4.9 Upon the prospective insolvency or receivership of the customer, including but not exclusive to the customer ceasing or threatening to cease to carry on business or attempting to make any arrangement with creditors, or the issue of any section 289 Notice under the Company’s Act 1993, then the company shall immediately have all the rights and remedies referred to in these terms and in particular the terms referred to in clauses 4.3 and 4.7 herein.
4.10 The customer will keep the goods insured against fire, accident, theft and other risk as the Company may require in the names of the Company and the customer for their respective rights and interests and providing for payment of policy proceeds to the Company as unpaid or partly paid until such time as payment in full is made for the goods and title has passed to the customer.
5.1 The “Company” includes Glengarry Hancocks Limited or any entity selling the goods with its authority.
6.1 The “Customer” includes the purchaser or any person to whom the goods are invoiced and may include the entity or party who is the recipient of the goods including the purchaser’s agent or any person receiving or acknowledging receipt of the goods on its behalf.
7.1 I/we authorise irrevocably any person or company to provide you with such information as you may require in response to your credit enquiries.
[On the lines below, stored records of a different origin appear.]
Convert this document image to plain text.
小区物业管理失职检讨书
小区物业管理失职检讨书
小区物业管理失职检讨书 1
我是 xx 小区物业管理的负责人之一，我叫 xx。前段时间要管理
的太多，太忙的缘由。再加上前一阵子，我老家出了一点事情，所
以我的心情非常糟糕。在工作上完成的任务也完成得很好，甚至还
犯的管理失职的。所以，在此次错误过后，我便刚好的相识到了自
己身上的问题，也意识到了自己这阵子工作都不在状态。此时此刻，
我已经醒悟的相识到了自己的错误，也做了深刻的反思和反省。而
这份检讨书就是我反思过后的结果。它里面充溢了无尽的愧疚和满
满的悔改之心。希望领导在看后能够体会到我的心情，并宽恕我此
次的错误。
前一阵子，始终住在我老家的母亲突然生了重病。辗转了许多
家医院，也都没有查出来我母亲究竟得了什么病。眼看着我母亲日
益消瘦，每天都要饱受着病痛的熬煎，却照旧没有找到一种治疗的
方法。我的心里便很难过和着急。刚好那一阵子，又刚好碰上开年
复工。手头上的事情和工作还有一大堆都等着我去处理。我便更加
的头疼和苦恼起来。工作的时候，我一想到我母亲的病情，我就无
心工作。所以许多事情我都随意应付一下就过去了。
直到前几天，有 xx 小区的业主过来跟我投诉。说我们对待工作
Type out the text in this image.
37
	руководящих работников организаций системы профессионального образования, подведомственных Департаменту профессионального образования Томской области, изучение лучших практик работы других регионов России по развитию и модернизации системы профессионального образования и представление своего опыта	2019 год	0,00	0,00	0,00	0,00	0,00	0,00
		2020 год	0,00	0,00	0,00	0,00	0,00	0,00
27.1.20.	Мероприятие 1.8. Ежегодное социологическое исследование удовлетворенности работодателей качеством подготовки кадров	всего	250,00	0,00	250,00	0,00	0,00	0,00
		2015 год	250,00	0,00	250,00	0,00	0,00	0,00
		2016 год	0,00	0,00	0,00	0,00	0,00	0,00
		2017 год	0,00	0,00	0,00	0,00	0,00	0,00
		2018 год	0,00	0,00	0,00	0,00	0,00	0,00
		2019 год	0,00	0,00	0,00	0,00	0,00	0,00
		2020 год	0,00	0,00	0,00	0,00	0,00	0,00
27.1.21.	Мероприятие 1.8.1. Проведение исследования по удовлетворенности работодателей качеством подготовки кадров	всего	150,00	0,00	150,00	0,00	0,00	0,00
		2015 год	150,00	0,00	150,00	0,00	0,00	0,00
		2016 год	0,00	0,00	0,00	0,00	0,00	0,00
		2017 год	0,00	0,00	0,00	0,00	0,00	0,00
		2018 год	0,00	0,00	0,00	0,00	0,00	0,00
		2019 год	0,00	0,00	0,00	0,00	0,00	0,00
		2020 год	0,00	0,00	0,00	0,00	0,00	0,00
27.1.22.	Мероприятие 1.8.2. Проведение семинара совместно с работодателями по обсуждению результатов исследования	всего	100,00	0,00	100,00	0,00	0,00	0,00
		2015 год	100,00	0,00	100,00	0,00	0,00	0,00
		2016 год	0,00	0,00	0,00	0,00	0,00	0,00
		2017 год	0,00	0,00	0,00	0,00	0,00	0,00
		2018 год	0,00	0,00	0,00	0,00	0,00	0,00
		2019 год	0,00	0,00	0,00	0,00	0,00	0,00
I/we further authorise you to furnish to any third party details of this application and any subsequent dealings that I/we may have with you are a result of this application being actioned by you.
8.1 The “Terms of Trade” included herein are irrevocable and no variation shall be recognised by or binding on us unless such variation be in writing and signed by the Financial Controller.
9.1 The customer and guarantors (if any) each authorise the company to collect, store and use any personal information relating to the Customer or guarantors for any purpose reasonably related to the processing of this application or subsquent operation of this agreement. The Customer and the guarantors (if any) each have the right of access to, may request correction of, personal information held by the company under this agreement.